A Perfectly Fine Addition To The MCU
When it comes to box office cinema, two things are almost a given – sequels or remakes and superhero films. Far From Home is the latest Marvel superhero flick fresh off the assembly line, following on from the emotional rollercoaster of End Game. Abandoning the usual locale of New York, Spider-Man swings straight into Europe, through the usual tirade of tricks and tropes, rekindling the usual Marvel formula for a sure-fire blockbuster hit this Summer.
The story picks up some time after the events of End Game, with the students at Peter’s high school dealing with the effects of the snap and their classmates returning years later. Needing to take a break from the star-studded superhero life, Peter Parker and his classmates find an opportunity arise when they jet off to Europe for a class trip. Grappling with angst around M.J. and the usual high school drama plaguing his life, Peter finds a mentor and father figure in Italian mystery man Mysterio and together with Nick Fury they team up to face a generic villain known as The Elementals. Of course, this proves to be a facade for a much more sinister plot that rears its head in the second half and it’s here where the film really kicks into high gear.

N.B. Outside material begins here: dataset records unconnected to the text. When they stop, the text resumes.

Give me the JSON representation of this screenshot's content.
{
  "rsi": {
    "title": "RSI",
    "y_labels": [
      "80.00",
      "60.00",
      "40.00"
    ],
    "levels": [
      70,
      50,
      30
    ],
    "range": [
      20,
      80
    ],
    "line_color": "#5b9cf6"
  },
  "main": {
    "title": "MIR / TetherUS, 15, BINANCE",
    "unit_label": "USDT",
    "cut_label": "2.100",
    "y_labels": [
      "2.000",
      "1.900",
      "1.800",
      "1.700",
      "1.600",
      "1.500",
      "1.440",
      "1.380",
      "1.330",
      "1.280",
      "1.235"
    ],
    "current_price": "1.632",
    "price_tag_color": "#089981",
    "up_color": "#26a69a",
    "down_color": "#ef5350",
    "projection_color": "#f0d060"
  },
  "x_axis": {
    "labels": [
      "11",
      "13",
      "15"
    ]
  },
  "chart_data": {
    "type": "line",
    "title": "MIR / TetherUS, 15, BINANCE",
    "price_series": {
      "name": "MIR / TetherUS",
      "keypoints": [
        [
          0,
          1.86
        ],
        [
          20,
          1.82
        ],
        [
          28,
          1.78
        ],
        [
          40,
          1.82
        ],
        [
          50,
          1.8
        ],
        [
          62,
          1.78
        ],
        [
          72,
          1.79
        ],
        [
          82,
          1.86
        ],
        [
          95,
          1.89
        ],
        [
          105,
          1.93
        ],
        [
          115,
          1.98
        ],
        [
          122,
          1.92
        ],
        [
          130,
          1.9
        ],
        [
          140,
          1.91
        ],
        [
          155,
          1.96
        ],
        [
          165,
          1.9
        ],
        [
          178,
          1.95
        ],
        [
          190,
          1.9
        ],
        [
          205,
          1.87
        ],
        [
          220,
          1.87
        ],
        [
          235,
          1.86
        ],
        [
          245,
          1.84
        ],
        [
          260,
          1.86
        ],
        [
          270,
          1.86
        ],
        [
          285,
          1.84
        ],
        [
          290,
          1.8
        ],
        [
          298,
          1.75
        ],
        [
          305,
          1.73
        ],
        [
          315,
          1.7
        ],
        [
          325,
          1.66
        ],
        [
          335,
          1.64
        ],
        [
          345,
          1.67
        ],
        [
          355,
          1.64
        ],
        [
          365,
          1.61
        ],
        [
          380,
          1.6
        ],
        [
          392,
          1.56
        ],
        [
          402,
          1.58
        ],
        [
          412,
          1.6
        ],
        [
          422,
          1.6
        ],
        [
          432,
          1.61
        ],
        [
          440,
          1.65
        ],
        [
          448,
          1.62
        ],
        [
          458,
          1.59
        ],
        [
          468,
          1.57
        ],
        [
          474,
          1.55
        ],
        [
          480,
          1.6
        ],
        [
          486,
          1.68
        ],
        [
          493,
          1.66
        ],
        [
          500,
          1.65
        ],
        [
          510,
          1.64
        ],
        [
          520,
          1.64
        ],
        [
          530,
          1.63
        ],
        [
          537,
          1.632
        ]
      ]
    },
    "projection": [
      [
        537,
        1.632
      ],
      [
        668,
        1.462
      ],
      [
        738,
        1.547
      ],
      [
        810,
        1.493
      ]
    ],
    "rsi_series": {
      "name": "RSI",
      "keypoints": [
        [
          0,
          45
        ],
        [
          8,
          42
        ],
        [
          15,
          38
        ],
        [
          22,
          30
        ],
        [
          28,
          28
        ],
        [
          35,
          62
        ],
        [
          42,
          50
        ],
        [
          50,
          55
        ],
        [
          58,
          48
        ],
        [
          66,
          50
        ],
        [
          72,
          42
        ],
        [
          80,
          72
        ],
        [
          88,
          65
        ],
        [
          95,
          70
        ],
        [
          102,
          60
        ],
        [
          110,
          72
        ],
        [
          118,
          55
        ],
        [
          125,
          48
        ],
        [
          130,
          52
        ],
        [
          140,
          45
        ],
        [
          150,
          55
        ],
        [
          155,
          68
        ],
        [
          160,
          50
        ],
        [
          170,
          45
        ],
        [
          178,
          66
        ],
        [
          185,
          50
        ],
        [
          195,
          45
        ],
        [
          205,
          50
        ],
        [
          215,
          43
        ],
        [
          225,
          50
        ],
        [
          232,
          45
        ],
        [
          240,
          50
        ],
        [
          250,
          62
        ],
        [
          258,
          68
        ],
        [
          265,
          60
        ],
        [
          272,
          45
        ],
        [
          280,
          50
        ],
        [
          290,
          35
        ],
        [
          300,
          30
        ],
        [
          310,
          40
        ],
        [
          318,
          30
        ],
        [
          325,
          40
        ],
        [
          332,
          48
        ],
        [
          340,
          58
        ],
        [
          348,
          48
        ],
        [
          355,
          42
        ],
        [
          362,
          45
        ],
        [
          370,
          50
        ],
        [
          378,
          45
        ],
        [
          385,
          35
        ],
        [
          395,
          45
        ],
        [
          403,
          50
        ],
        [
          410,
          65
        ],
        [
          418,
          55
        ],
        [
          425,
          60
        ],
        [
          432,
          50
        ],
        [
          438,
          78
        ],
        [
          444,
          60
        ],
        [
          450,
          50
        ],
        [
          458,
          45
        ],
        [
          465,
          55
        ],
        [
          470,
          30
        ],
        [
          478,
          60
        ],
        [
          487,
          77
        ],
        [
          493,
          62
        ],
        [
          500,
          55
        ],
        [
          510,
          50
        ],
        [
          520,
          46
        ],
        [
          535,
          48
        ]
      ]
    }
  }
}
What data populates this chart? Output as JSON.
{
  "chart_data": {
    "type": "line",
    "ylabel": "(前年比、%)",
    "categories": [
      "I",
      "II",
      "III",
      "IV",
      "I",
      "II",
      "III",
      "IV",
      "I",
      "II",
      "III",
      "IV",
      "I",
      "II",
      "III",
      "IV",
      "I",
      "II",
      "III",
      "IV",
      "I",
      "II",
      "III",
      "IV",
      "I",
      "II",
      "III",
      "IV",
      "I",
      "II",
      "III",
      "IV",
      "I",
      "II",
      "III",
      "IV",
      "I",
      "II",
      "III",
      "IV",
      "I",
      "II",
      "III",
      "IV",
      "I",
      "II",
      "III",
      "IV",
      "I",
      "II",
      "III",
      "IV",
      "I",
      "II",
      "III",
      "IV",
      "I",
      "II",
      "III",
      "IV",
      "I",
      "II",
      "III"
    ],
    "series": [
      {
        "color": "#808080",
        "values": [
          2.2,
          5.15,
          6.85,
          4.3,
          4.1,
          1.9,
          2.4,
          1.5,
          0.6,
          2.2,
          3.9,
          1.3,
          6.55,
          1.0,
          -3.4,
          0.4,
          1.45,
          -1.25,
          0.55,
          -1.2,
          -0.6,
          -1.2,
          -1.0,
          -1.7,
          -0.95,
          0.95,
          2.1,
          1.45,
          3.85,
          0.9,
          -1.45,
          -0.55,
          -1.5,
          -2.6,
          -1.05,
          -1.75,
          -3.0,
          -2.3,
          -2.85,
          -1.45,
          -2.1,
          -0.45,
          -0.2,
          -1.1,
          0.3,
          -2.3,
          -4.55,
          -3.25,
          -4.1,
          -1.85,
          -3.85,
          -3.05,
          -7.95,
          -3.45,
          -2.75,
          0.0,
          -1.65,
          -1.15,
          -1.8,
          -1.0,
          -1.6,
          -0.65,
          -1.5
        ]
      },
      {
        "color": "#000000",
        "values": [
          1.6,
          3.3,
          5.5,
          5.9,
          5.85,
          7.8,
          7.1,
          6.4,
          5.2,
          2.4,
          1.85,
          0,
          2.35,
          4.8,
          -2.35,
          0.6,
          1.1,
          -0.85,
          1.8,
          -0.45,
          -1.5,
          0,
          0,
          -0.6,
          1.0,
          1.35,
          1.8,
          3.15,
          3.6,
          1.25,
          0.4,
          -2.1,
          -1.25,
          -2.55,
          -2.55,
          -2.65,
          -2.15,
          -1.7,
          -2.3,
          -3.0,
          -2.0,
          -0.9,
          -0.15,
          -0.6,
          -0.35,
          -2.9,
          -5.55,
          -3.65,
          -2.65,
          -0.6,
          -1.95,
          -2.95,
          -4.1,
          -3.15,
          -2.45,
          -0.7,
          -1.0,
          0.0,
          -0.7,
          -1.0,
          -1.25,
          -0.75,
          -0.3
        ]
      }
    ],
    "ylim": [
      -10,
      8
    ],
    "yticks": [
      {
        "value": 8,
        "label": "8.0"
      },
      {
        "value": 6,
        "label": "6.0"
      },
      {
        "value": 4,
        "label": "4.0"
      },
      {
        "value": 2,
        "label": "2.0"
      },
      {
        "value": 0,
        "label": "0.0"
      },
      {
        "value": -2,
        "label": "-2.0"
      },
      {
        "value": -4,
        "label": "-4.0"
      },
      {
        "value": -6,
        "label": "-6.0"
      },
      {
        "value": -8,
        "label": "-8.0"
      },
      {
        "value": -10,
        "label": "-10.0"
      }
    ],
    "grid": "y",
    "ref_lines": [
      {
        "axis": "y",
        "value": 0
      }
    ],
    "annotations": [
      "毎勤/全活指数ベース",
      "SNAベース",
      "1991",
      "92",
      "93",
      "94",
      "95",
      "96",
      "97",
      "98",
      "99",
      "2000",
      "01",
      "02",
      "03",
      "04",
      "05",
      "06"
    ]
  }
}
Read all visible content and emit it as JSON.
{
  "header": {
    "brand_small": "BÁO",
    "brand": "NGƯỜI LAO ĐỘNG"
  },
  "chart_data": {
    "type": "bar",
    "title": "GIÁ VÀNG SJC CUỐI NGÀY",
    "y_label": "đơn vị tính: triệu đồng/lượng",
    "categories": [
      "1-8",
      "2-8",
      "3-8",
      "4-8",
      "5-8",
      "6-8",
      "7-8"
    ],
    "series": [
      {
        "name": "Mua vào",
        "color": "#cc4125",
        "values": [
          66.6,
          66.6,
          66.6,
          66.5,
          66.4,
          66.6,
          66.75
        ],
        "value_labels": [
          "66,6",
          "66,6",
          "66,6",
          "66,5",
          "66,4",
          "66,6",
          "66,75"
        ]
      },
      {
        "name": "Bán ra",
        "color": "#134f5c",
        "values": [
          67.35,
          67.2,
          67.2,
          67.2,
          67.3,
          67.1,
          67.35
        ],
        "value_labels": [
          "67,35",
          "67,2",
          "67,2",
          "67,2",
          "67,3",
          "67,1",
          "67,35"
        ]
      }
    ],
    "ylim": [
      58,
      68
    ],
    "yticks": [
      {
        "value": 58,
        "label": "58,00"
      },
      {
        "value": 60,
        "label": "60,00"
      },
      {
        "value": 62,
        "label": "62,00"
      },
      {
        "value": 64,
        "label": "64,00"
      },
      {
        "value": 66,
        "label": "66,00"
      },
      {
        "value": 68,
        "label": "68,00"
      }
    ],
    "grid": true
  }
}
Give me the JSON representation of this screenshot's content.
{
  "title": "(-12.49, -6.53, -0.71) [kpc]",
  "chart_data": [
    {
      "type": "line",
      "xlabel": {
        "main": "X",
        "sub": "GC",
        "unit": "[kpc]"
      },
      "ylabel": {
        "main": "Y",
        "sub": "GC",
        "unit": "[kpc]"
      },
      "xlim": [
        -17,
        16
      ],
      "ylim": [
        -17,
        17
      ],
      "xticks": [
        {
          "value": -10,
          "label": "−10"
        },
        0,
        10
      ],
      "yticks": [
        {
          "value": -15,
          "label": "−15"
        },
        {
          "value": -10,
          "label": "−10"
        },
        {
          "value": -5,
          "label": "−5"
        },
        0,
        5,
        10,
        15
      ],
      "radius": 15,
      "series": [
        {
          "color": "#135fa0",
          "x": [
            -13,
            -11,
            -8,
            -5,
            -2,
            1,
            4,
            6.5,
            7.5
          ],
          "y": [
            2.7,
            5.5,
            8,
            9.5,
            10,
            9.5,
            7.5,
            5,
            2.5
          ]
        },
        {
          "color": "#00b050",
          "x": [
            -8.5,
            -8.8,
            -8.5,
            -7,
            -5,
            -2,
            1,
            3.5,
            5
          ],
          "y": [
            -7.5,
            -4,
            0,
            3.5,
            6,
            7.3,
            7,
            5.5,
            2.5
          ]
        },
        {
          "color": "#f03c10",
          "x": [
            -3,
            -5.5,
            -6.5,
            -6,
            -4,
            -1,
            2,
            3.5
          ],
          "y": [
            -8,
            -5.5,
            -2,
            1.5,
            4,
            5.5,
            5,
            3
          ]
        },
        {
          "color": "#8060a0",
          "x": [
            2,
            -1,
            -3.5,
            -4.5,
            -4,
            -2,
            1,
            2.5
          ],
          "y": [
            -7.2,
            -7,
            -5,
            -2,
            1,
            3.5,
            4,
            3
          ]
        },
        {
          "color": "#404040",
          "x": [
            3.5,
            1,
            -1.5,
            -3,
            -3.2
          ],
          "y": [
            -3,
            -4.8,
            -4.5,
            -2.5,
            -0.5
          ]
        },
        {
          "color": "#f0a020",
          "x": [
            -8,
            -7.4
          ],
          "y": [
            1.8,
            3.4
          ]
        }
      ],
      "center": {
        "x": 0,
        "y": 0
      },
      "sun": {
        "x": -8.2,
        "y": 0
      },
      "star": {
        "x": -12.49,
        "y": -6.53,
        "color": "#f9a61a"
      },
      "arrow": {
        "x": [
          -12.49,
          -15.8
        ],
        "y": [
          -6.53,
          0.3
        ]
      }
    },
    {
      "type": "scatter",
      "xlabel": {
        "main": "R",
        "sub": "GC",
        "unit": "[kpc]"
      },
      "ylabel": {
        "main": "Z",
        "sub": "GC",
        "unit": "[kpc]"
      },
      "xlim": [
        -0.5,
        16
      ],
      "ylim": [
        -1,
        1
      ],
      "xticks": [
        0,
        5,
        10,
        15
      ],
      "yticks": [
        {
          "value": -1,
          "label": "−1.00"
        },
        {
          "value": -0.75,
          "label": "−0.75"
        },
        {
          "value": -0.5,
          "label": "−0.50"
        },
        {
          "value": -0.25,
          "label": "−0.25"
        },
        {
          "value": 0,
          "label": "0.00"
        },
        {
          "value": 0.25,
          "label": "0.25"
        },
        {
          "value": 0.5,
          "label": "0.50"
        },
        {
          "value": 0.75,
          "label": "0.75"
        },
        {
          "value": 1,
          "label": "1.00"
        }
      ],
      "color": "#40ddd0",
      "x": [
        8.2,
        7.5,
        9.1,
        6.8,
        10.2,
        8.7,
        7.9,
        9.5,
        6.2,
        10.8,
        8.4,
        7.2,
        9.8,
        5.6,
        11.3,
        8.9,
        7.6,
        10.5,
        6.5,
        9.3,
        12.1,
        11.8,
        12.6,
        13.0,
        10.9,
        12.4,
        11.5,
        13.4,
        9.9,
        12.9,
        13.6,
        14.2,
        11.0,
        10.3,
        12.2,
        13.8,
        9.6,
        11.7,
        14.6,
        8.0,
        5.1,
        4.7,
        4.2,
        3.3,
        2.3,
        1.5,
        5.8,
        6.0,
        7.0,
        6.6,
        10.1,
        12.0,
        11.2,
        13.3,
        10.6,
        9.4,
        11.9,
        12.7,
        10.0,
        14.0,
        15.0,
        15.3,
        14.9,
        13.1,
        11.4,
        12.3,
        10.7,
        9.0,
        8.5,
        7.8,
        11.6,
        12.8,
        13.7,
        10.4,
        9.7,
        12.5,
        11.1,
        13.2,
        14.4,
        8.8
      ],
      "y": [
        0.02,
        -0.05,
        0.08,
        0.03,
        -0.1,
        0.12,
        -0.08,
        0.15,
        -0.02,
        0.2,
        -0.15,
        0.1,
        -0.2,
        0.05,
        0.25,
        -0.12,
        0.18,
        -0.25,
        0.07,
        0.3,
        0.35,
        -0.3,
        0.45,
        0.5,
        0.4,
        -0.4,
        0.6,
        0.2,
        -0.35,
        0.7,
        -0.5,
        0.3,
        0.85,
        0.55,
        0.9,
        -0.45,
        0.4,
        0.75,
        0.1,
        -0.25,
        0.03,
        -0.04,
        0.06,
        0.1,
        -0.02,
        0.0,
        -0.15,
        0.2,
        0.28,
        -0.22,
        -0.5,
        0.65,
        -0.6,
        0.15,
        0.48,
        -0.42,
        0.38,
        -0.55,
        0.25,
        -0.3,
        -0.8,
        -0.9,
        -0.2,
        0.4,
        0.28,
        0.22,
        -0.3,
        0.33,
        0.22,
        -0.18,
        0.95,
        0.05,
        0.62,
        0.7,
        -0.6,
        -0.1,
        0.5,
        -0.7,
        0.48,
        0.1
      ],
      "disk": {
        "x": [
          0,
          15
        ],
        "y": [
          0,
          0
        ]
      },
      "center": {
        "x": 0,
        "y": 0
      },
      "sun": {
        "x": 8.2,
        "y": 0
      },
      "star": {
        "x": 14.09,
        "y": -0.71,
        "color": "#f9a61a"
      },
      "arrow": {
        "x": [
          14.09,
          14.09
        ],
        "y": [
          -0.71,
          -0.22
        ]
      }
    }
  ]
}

With the Marvel formula in full swing, superhero films have become as cliched and formulaic as they are exciting. Don’t get me wrong – Far From Home is a lot of fun and visually the film ticks all the boxes, especially during its second half when it plays with Mysterio’s visions. For all the great action, big fight sequences and classical music scoring, Far From Home is a reminder of how much of a well-oiled machine these films have become and how little this has really deviated over the years. Whilst I do appreciate the old saying, “If it aint broke, don’t fix it”, there’s also a difference between polished and retelling the same story again in a slightly different way.
I love the Marvel films, and even more so Spider-Man who has arguably his best adventure yet, excluding Into The Spider-Verse. Mysterio is fantastic, and there’s some beautiful moments here including one that sees Peter opening up about Tony Stark and seeing Mysterio as a father figure. While the antagonist motivation has echoes of Syndrome’s story in The Incredibles, the execution is actually pretty good, with the trippy hallucinations and visual trickery worked perfectly into his character.
As the first Marvel film after End Game, I can’t help but feel Spider-Man: Far From Home is an odd title to follow on from. The tone flits back and forth between sombre reflection and cheesy humour, all whilst almost delving into the inner psyche of Peter Parker and how mentally trying his experience with the Avengers has been. There’s one scene with Happy and another with Mysterio that come close to tackling this inner turmoil but frustratingly it never quite gets to that level.
I almost feel like the opening hour should have built that inner anguish and doubt into Peter that our antagonist ultimately feeds on with the hallucinations late on. This would have given the film some real weight and upped the stakes whilst still delivering light sprinklings of humour along the way. Still, that’s just my two cents but in reality, the film is tonally very much a sequel to Homecoming with plenty of laughs and comic relief all the way through.
Any superhero film following on from the success of End Game was going to have a hard time matching up to the prowess of that film. In a way, Dark Phoenix’s delayed release has been a blessing in disguise for Spider-Man, taking the brunt of abuse for a superhero film going through the motions and delivering a formulaic plot. Whilst Far From Home is far better than the final X-Men film, it’s also a reminder of how perfectly orchestrated and creatively restricted these MCU titles have become.
Spider-Man: Far From Home is an easy film to recommend. It’s loud, exciting, funny, romantic and ticks all the boxes you’d expect from a Marvel Universe title. It’s also utterly void of anything that breaks conventional norms. It’s a safe choice at the box office and its quality is good enough to make it stand out over the other Spider-Man films but if you’re looking for something different, Far From Home is far from original.